Montag, 6. Juli 1897
    14
    Gegen Mittag ließ sich Gustav von einem Zweispänner in die Freudenau chauffieren. Heute fand das alljährliche Derby statt.
    Ein sanftes Lüfterl wehte von der Donau herauf. Es duftete nach Heu und Wiesenblumen.
    Gustav trug den weißen Seidenschal zu seinem champagnerfarbenen Sommeranzug und einen schicken hellen Strohhut, den er vor einigen Jahren in Paris gekauft hatte. Zum Glück war seine Erkältung nicht schlimmer geworden, er hatte nur leichte Halsschmerzen.
    Vor der Galopper-Rennbahn ging es hoch her. Mit Gold, Silber und Edelsteinen besetzte Equipagen standen in einer endlos langen Schlange vor den Tribüneneingängen. Gustav studierte aufmerksam die Wappen. Neunzackige, mit Perlen versehene Grafenkronen zierten so manchen Wagen. Das Wappen seines Vaters konnte er nicht entdecken. Graf Batheny schien sich nicht für Pferderennen zu interessieren.
    Die Damen der feinen Gesellschaft stellten sich in der neuesten Sommermode zur Schau. Die phantasievollen breitkrempigen Gebilde, mit denen sie ihre süßen Köpfchen vor der Sonne schützten, würden einigen begeisterten Zuschauern die Sicht auf das Rennen verstellen.

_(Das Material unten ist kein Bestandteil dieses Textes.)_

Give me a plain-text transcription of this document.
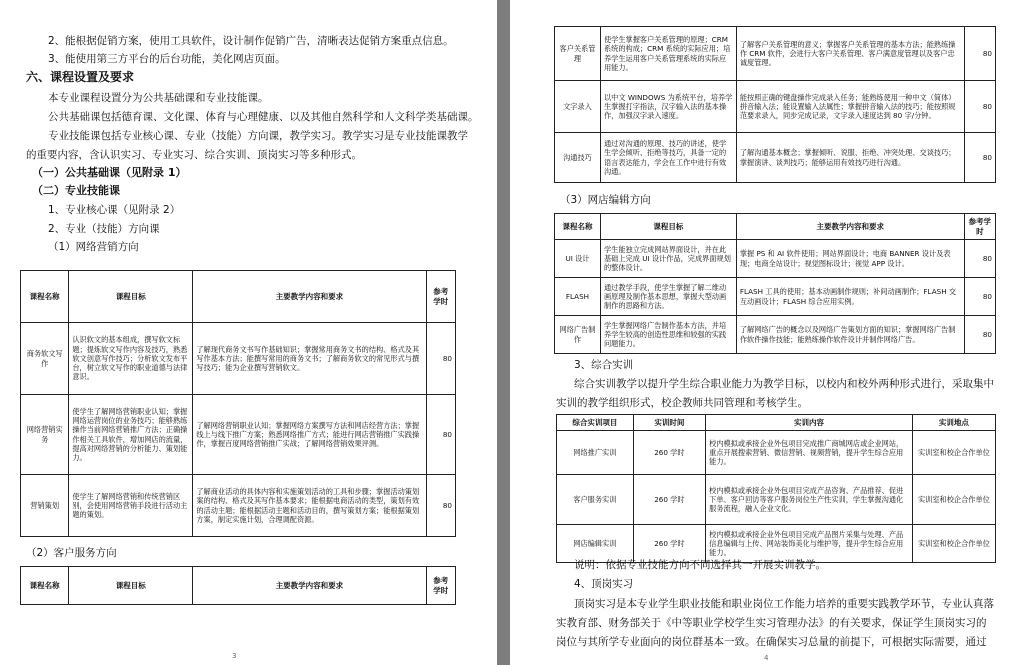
2、能根据促销方案，使用工具软件，设计制作促销广告，清晰表达促销方案重点信息。
3、能使用第三方平台的后台功能，美化网店页面。
六、课程设置及要求
本专业课程设置分为公共基础课和专业技能课。
公共基础课包括德育课、文化课、体育与心理健康、以及其他自然科学和人文科学类基础课。
专业技能课包括专业核心课、专业（技能）方向课，教学实习。教学实习是专业技能课教学
的重要内容，含认识实习、专业实习、综合实训、顶岗实习等多种形式。
（一）公共基础课（见附录 1）
（二）专业技能课
1、专业核心课（见附录 2）
2、专业（技能）方向课
（1）网络营销方向
课程名称	课程目标	主要教学内容和要求	参考学时
商务软文写作	认识软文的基本组成，撰写软文标题；提炼软文写作内容及技巧，熟悉软文创意写作技巧；分析软文发布平台，树立软文写作的职业道德与法律意识。	了解现代商务文书写作基础知识；掌握常用商务文书的结构、格式及其写作基本方法；能撰写常用的商务文书；了解商务软文的常见形式与撰写技巧；能为企业撰写营销软文。	80
网络营销实务	使学生了解网络营销职业认知；掌握网络运营岗位的业务技巧；能够熟练操作当前网络营销推广方法；正确操作相关工具软件，增加网店的流量，提高对网络营销的分析能力、策划能力。	了解网络营销职业认知；掌握网络方案撰写方法和网店经营方法；掌握线上与线下推广方案；熟悉网络推广方式；能进行网店营销推广实践操作，掌握百度网络营销推广实战；了解网络营销效果评测。	80
营销策划	使学生了解网络营销和传统营销区别，会使用网络营销手段进行活动主题的策划。	了解商业活动的具体内容和实施策划活动的工具和步骤；掌握活动策划案的结构、格式及其写作基本要求；能根据电商活动的类型，策划有效的活动主题；能根据活动主题和活动目的，撰写策划方案；能根据策划方案，制定实施计划，合理调配资源。	80
（2）客户服务方向
课程名称	课程目标	主要教学内容和要求	参考学时
3
客户关系管理	使学生掌握客户关系管理的原理；CRM 系统的构成；CRM 系统的实际应用；培养学生运用客户关系管理系统的实际应用能力。	了解客户关系管理的意义；掌握客户关系管理的基本方法；能熟练操作 CRM 软件，会进行大客户关系管理、客户满意度管理以及客户忠诚度管理。	80
文字录入	以中文 WINDOWS 为系统平台，培养学生掌握打字指法，汉字输入法的基本操作，加强汉字录入速度。	能按照正确的键盘操作完成录入任务；能熟练使用一种中文（简体）拼音输入法；能设置输入法属性；掌握拼音输入法的技巧；能按照规范要求录入，同步完成记录，文字录入速度达到 80 字/分钟。	80
沟通技巧	通过对沟通的原理、技巧的讲述，使学生学会倾听、拒绝等技巧，具备一定的语言表达能力，学会在工作中进行有效沟通。	了解沟通基本概念；掌握倾听、说服、拒绝、冲突处理、交谈技巧；掌握演讲、谈判技巧；能够运用有效技巧进行沟通。	80
（3）网店编辑方向
课程名称	课程目标	主要教学内容和要求	参考学时
UI 设计	学生能独立完成网站界面设计，并在此基础上完成 UI 设计作品，完成界面规划的整体设计。	掌握 PS 和 AI 软件使用；网站界面设计；电商 BANNER 设计及表现；电商全站设计；视觉图标设计；视觉 APP 设计。	80
FLASH	通过教学手段，使学生掌握了解二维动画原理及制作基本思想，掌握大型动画制作的思路和方法。	FLASH 工具的使用；基本动画制作规则；补间动画制作；FLASH 交互动画设计；FLASH 综合应用实例。	80
网络广告制作	学生掌握网络广告制作基本方法，并培养学生较高的创造性思维和较强的实践问题能力。	了解网络广告的概念以及网络广告策划方面的知识；掌握网络广告制作软件操作技能；能熟练操作软件设计并制作网络广告。	80
3、综合实训
综合实训教学以提升学生综合职业能力为教学目标，以校内和校外两种形式进行，采取集中
实训的教学组织形式，校企教师共同管理和考核学生。
综合实训项目	实训时间	实训内容	实训地点
网络推广实训	260 学时	校内模拟或承接企业外包项目完成推广商城网店或企业网站，重点开展搜索营销、微信营销、视频营销，提升学生综合应用能力。	实训室和校企合作单位
客户服务实训	260 学时	校内模拟或承接企业外包项目完成产品咨询、产品推荐、促进下单、客户回访等客户服务岗位生产性实训，学生掌握沟通化服务流程，融入企业文化。	实训室和校企合作单位
网店编辑实训	260 学时	校内模拟或承接企业外包项目完成产品图片采集与处理、产品信息编辑与上传、网站装饰美化与维护等，提升学生综合应用能力。	实训室和校企合作单位
说明：依据专业技能方向不同选择其一开展实训教学。
4、顶岗实习
顶岗实习是本专业学生职业技能和职业岗位工作能力培养的重要实践教学环节，专业认真落
实教育部、财务部关于《中等职业学校学生实习管理办法》的有关要求，保证学生顶岗实习的
岗位与其所学专业面向的岗位群基本一致。在确保实习总量的前提下，可根据实际需要，通过
4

    Das Lächeln so manch unvergesslich schöner Frau am Arm eines reichen alten Mannes streifte Gustav im Vorbeigehen. Er erwiderte ihr Lächeln nicht. Mit grimmiger Miene bahnte er sich den Weg durch die Menschenmassen. Hin und wieder warf er einen flüchtigen Blick auf die Rennbahn. Der weiße Zaun, der die Gräben und Hindernisse umgab, war frisch gestrichen. Der Rasen perfekt gemäht.
    Die Jockeys in ihren leuchtend bunten Seidenhemden begaben sich mit ihren Pferden in Startposition. Graue, braune, schwarze, gescheckte … Freddys schwarzer Hengst Phantom II. war nirgends zu se-hen.